Sette orate

unnamedQuanti anni sono che cerco di imparare l’inglese?
50, più o meno.
Scuole viaggi soggiorni lezioni private meeting libri film canzoni fidanzate.
Ho anche raggiunto qualche risultato.
Ma una cosa mi è chiara: è una lotta contro il mio cervello.

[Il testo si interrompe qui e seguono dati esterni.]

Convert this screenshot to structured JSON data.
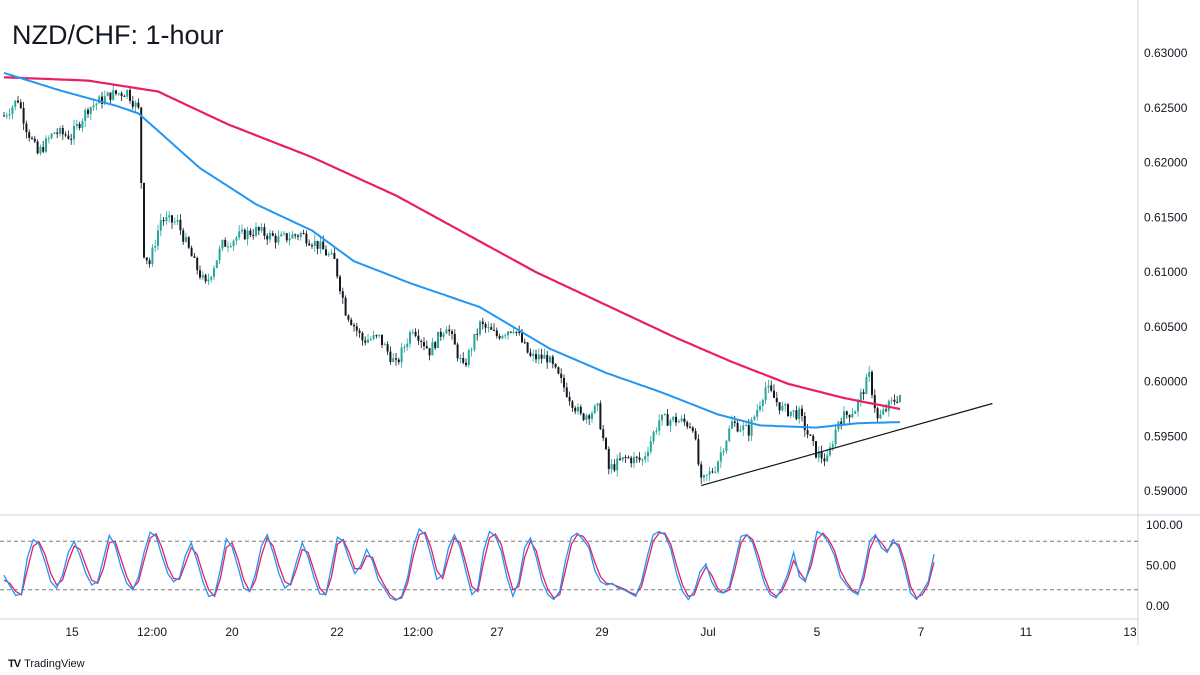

L’altro giorno – mi faccio passare dall’ufficio cicli di lezioni, in cui aborro le regole e cerco di fare conversazione – stavo chiacchierando con il mio delizioso insegnante irlandese, che tra l’altro ha una pronuncia chiarissima.
A un certo punto dice una cosa, e a me appaiono le sette orate.
‘Excuse me?’ e mi faccio ripetere.
Altre sette.
‘Sorry, I don’t understand… seven what?’
‘Seven orates’.
Altre sette.
Ma non posso interromperlo di nuovo. Lui prosegue.
E naturalmente perdo il filo.
Sono assediato dalle orate, tra l’altro non è che le abbia in mente così bene.
Ma vedo pesciazzi che nuotano, camerieri che vengono a mostrartele con sussiego, piatti con orate al cartoccio.
Poi il mio cervello, non si sa come, forse c’è un circuito servoassitito, dovrebbe essere in sync ma stavolta è in ritardo, si corregge.
Seven or eight.


Solo che ha detto eight con la t finale un po’ zeta, e io ho capito oreits, orates.
Non ce la farò mai. Troppi animali si aggirano tra i miei neuroni.
Tra l’altro, orata in inglese si dice sea bream.